Two men found innocent in a death penalty case were transferred from federal custody August 1 to another prison, where they will serve sentences for previous convictions, officials said.
A jury on Thursday acquitted Joel Rivera Alejandro, 25, and Hector Acosta Martinez, 32, of first-degree murder in the 1998 kidnapping and killing of a grocer in this U.S. Caribbean territory.
With federal prosecutors seeking the death penalty, the trial caused strong opposition in Puerto Rico which outlawed capital punishment in 1929.
On Friday, the two men were moved to a territorial prison in the San Juan suburb of Bayamon.
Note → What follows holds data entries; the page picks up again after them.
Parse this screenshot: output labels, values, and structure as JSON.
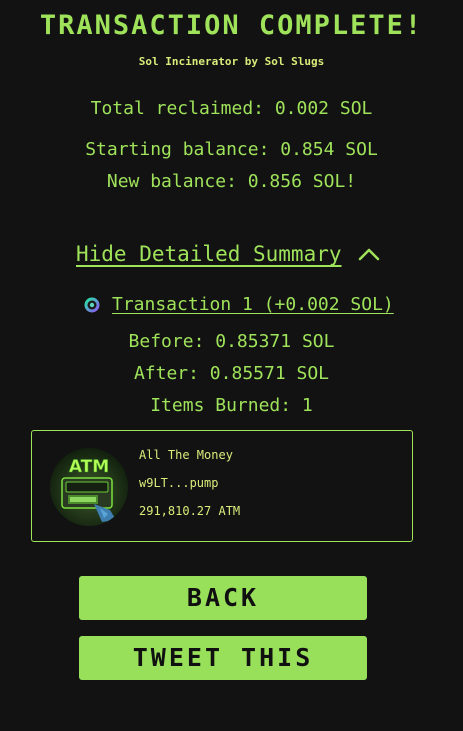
{
  "header": {
    "title": "TRANSACTION COMPLETE!",
    "subtitle": "Sol Incinerator by Sol Slugs"
  },
  "summary": {
    "total_reclaimed": "Total reclaimed: 0.002 SOL",
    "starting_balance": "Starting balance: 0.854 SOL",
    "new_balance": "New balance: 0.856 SOL!"
  },
  "details": {
    "toggle_label": "Hide Detailed Summary",
    "toggle_icon": "chevron-up-icon",
    "transactions": [
      {
        "label": "Transaction 1 (+0.002 SOL)",
        "before": "Before: 0.85371 SOL",
        "after": "After: 0.85571 SOL",
        "items_burned": "Items Burned: 1",
        "tokens": [
          {
            "name": "All The Money",
            "mint": "w9LT...pump",
            "amount": "291,810.27 ATM",
            "image_text": "ATM"
          }
        ]
      }
    ]
  },
  "actions": {
    "back_label": "BACK",
    "tweet_label": "TWEET THIS"
  },
  "colors": {
    "background": "#121212",
    "accent": "#9fe35a",
    "button": "#99e05a",
    "button_text": "#101010"
  }
}
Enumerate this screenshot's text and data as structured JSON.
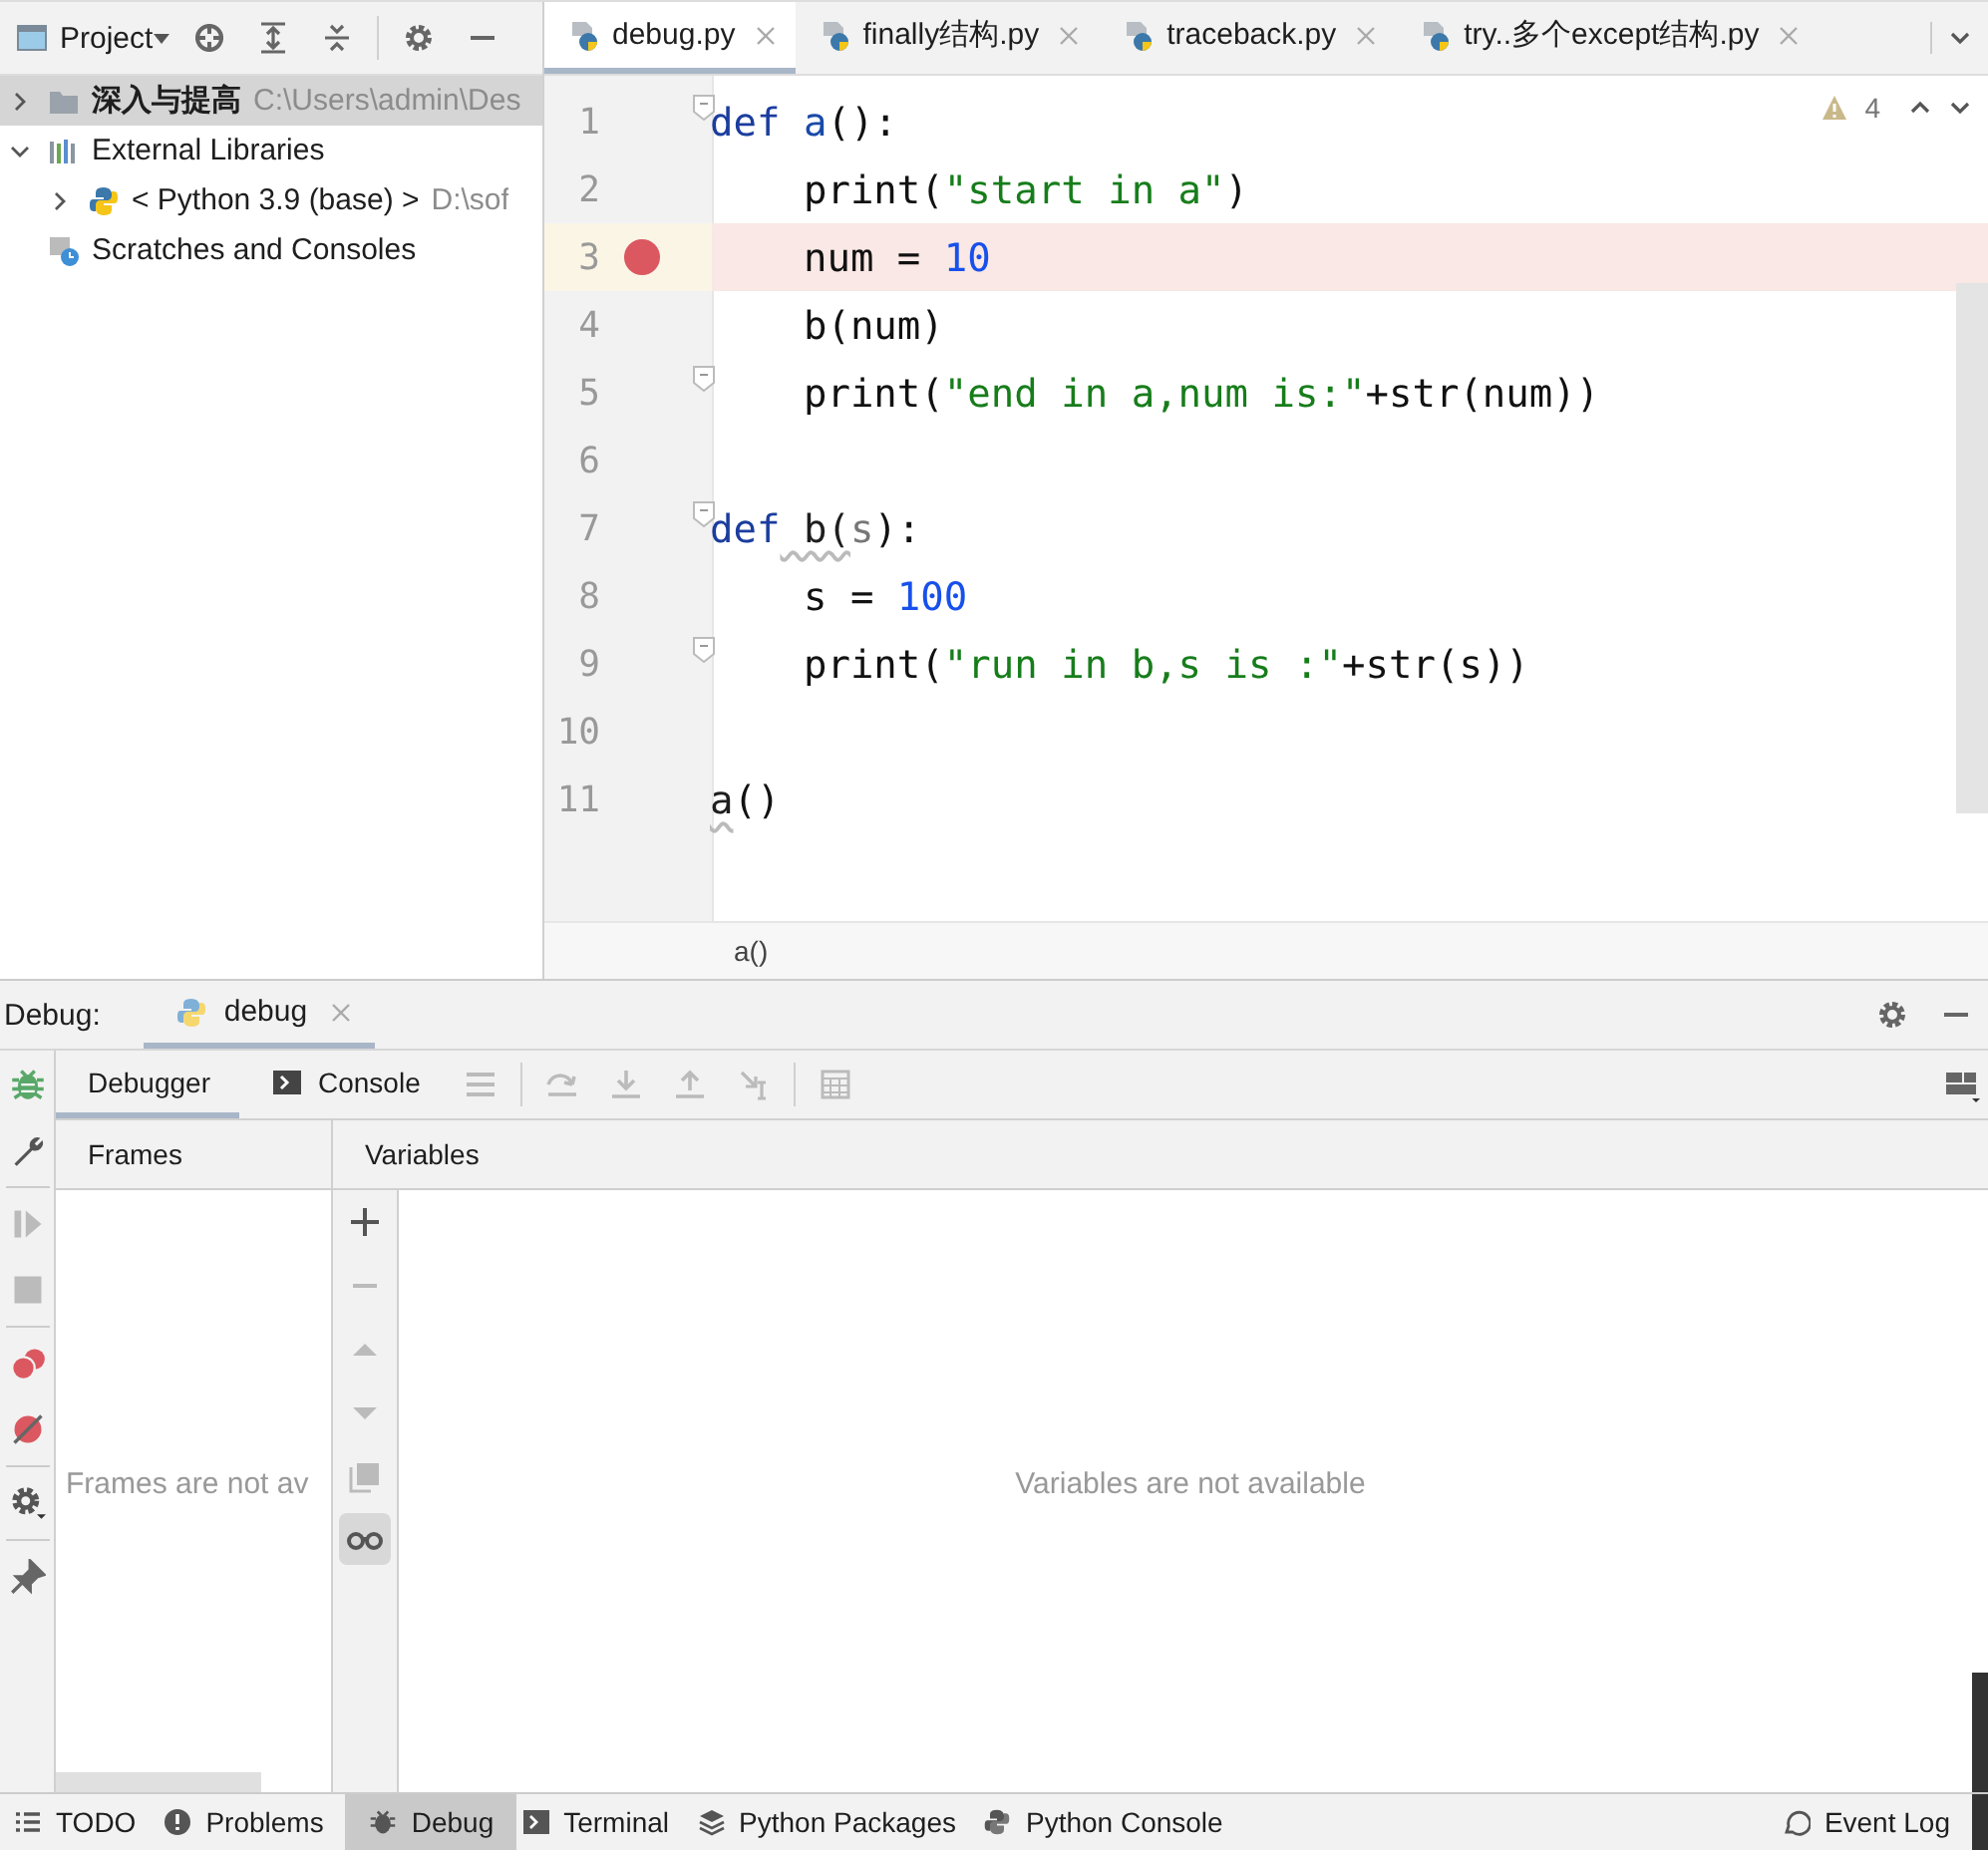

Rivera Alejandro is serving 48 years for attempted murder, while Acosta Martinez is serving 21 years on three counts of second-degree murder, according to Corrections Dept. spokesman Jose Guillermo Aponte.
It was unclear if those convictions were related to the federal case, Aponte said. 'The department is investigating the background.'
Justice Secretary Anabelle Rodriguez asked federal prosecutors recently for their evidence on the case, saying 'there's been a killing here that cannot go unpunished.'
Many speculated the verdict might have been motivated by opposition to the death penalty among jury members. The defendants had pleaded innocent.
'We will never know why the jury returned this decision,' prosecutor Humberto Garcia said Friday. 'All of us in the U.S. Attorney's office are very disappointed, especially considering the severity of the charges.'
Rivera Alejandro and Acosta Martinez were charged with first-degree murder and extortion. They were accused of kidnapping Jorge Hernandez Diaz the night of Feb. 11, 1998, and demanding a $1 million ransom from his family.
The grocer was killed the next day, after his family alerted police.
The case was the first of 59 recent cases in Puerto Rico in which federal prosecutors have invoked the 1994 Federal Death Penalty Act, which broadened the range of crimes punishable by death. The rest have yet to be tried.